Over a month after the voting, the results of the Zimbabwe presidential election still have not been officially announced. The autocratic president of Zimbabwe, who has been in power for almost three decades since the fall of Rhodesia, is clearly reluctant to hand over power. The current government has turned the breadbasket of Africa into an economic disaster with the highest inflation rate in the world. It raises the question: Why did Rhodesia work when Zimbabwe doesn't?
by Melvin Rhodes
The last prime minister of Rhodesia was Ian Smith. His death on Nov. 20, 2007, should be a cause for reflection on Africa's past, present and future, for it raises a very important question the mass media won't address.
Ian Douglas Smith was born in 1919. He fought for Britain, serving in the Royal Air Force during the Battle of Britain. He became Rhodesia's first native-born prime minister. Fearful that the nation would suffer the fate of others in postcolonial Africa, Mr. Smith led his governing Rhodesian Front party to a unilateral declaration of independence from Great Britain, on Nov. 11, 1965.
If Ian Smith had ruled his country 50 years earlier, he would have been hailed around the world as a hero. But he ruled in our ongoing age of political correctness. Consequently, he was almost universally reviled.
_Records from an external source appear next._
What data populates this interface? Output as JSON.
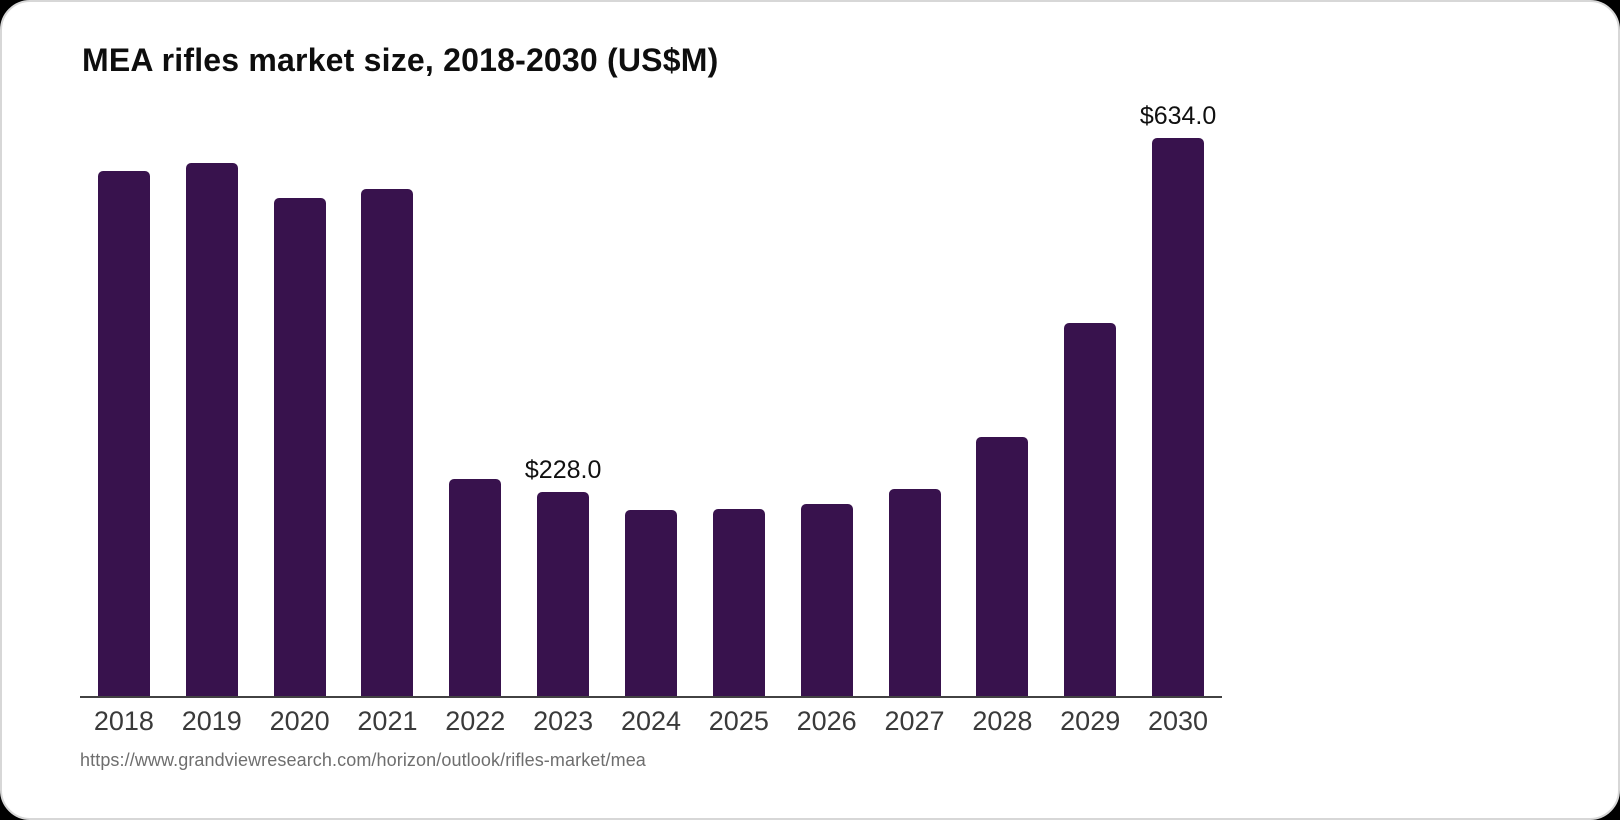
{
  "colors": {
    "bar": "#38124D",
    "axis_line": "#424242",
    "tick_label": "#3a3a3a",
    "value_label": "#101010",
    "title": "#0e0e0e",
    "source_text": "#6e6e6e",
    "card_background": "#ffffff",
    "page_background": "#000000",
    "card_border": "#d7d7d7"
  },
  "source": {
    "url_text": "https://www.grandviewresearch.com/horizon/outlook/rifles-market/mea"
  },
  "chart_data": {
    "type": "bar",
    "title": "MEA rifles market size, 2018-2030 (US$M)",
    "xlabel": "",
    "ylabel": "",
    "categories": [
      "2018",
      "2019",
      "2020",
      "2021",
      "2022",
      "2023",
      "2024",
      "2025",
      "2026",
      "2027",
      "2028",
      "2029",
      "2030"
    ],
    "values": [
      586,
      595,
      556,
      566,
      242,
      228.0,
      208,
      209,
      214,
      231,
      289,
      416,
      634.0
    ],
    "value_labels": [
      "",
      "",
      "",
      "",
      "",
      "$228.0",
      "",
      "",
      "",
      "",
      "",
      "",
      "$634.0"
    ],
    "ylim": [
      0,
      665
    ],
    "grid": false,
    "legend": false,
    "bar_color": "#38124D"
  }
}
Hardly a positive word was written in published obituaries following the news of his death.
But the press overlooked the following: When Smith was prime minister, the peoples of Rhodesia—both black and white—were well fed, the economy was growing in spite of international sanctions, the educational and health-care systems were the best in Africa, and the press was free to criticize the government (and usually did).
Contrast Zimbabwe today: The people are starving, the country has the highest inflation rate in the world, the educational and health-care systems have collapsed and the press is not free to say anything critical of the president, who has been in power since 1980.